Слово «душа» редко достигало наших ушей. Разве что в составе малопонятных идиом, вроде «душа нараспашку» (читай дурак). Я знал, что в душу можно плевать, что ее можно продавать, выматывать, ну разве что еще открывать (но этого делать почему-то не советовали). Этого слова избегали не только по идеологическим мотивам, но и по причине сложности его определения в педагогических терминах. Но разве легче объяснить «частную собственность» или «социализм», или «партия»? Ведь никто не искал доступного для наших мозгов определения «любви», но каждый с младенчества безошибочно распознавал это чувство.
Вспоминается хасидская притча о мудром раввине и его ученике.
«— Ребе, я вас люблю. — Признался ученик.
— А ты знаешь, что причиняет мне боль? — спросил мудрец.
— Нет, ребе, не знаю.
— Как же ты можешь любить меня, если не знаешь, что причиняет мне боль?»
Рассказывают, что кто-то спросил Микеланджело, каким методом он пользовался, работая над Моисеем. — Это очень просто, — ответил он. — Берете кусок мрамора и отсекаете от него все, что не похоже на Моисея.
Наши учителя были великие ваятели. Они точно знали, что отсечь.
Правда, сегодня мне уже известно, что если что и спасет мир, то не сострадание. В 1983 году на Филипинах, поверженный тамошней нищетой, я подарил 20 долларов повстречавшейся мне семье — трое голодных ребятишек и их родители, жившие в конуре посреди поля, пробивались тем, что подбирали колосья. Мой мотокули отругал меня:
— Никогда не делайте этого. 20 долларов — их годовой доход, при здешних нравах за такие деньги муж может жену прирезать.
ЕХАЛ ГРЕКА ЧЕРЕЗ РЕКУ
Я закончил 3 класс, и меня перевели в 27 школу. До войны школа носила имя королевы Ядвиги, еще не причисленной к лику святых (это случится только в 1997 году), а в 2015 школе присвоят имя героя «Небесной сотни» Юрия Вербицкого. Тетя Маня считала 14 школу хулиганской и боялась, что меня там покалечат. Она изложила свои доводы директору новой школы Анне Филипповне Солоп, которая успокоила тетушку: до этого года школа была женской, мальчиков пока мало, но все из хороших семей.

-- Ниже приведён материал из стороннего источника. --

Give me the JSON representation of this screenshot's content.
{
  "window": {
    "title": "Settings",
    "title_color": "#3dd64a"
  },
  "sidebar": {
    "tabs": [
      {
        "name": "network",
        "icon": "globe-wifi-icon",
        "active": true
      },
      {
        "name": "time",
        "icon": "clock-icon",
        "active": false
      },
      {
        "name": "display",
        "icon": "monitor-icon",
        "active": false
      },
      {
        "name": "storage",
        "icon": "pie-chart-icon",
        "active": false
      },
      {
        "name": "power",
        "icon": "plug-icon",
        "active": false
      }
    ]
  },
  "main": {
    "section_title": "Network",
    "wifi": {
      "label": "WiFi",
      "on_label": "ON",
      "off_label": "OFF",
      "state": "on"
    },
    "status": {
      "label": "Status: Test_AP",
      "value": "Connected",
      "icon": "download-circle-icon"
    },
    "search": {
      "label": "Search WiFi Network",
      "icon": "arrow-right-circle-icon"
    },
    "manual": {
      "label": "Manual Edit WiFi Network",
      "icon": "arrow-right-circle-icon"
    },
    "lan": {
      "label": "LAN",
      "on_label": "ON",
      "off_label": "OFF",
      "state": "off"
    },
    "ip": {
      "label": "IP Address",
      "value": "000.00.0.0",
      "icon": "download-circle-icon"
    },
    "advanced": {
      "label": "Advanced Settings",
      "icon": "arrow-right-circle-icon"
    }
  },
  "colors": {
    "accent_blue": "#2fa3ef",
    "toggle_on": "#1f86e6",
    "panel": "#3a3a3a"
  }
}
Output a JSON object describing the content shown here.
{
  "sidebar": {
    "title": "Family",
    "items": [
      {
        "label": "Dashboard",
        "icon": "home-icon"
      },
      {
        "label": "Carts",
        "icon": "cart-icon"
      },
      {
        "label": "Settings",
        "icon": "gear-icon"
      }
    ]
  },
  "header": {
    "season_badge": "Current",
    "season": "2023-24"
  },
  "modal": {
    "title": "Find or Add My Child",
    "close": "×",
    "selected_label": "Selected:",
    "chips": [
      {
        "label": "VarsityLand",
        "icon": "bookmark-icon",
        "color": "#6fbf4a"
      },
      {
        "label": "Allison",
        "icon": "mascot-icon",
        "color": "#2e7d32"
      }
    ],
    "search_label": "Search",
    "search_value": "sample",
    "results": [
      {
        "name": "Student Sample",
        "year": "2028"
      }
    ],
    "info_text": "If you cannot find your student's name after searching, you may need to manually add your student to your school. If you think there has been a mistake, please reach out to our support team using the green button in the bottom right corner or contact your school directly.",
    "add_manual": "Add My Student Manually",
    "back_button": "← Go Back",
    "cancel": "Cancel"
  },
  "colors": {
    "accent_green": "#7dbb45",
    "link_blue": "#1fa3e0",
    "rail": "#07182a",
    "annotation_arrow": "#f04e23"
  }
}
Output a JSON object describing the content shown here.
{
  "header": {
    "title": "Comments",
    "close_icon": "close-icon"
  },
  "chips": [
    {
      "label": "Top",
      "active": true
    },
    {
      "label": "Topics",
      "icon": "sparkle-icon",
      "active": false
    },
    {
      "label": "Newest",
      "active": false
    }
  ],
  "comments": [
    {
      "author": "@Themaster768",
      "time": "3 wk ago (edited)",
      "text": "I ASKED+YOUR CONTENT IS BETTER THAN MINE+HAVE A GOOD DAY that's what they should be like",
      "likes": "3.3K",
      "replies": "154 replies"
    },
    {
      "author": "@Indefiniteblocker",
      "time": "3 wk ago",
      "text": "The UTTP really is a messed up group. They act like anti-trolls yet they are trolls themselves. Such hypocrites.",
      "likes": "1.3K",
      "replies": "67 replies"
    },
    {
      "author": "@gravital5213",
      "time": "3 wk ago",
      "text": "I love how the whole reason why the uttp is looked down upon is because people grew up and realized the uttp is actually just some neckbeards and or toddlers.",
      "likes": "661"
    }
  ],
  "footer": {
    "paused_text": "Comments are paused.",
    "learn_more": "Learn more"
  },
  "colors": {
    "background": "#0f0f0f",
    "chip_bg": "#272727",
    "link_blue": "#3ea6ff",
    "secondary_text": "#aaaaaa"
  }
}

Новая учительница, седенькая старушка Лариса Макаровна встретила новичка приветливо, указала на свободное место и — о чудо! — моим соседом по парте оказался Толя Лущин. Его родители тоже убрали сынишку подальше от греха.
Мы дружили много лет. Окончив школу, он дважды пытался поступить в медицинский институт во Львове, но оказалось, что даже еврею туда легче пробиться, чем «москалю», да еще и «сектанту». Но он твердо решил изучать медицину. Блата и денег не было. Кто-то посоветовал поступать в Средней Азии. Он уехал в Душанбе. Спустя без малого 30 лет после нашей последней с Толей встречи, воспользовавшись плодами либерализации в СССР, я побывал во Львове и разыскал однокашников. От них я узнал, что Анатолий Константинович Лущин заведует медицинским пунктом Киевского аэропорта. Я набрал номер. Вялая беседа закончилась 116-м предложением создать совместное предприятие по схеме «бензин ваш, идеи наши». Грустно, девушки.
В тот же приезд я посетил и свою первую школу. В учительской меня приветствовала женщина со строгой улыбкой. На ней была такая же блузка с галстучком, какую носила Галина Николаевна. Тот же всепроникающий и всепонимающий взгляд, строго рационированная доброжелательность, тот же наклон головы, под рукой стопка ученических тетрадок, ожидающих прикосновения наманикюренного пальца…
Я представился, сказал, что интересуюсь судьбой моей первой учительницы.
— Усова?! И зачем это вам понадобилась эта сталинистка?
— В то время, когда я с ней познакомился, все были сталинистами.
— Она и сейчас не лучше, — парировала собеседница и приоткрыла дверь, за которой возила шваброй женщина в синем халате. — Шура, у тебя есть телефон Усовой, ты, кажется, у нее прибираешь?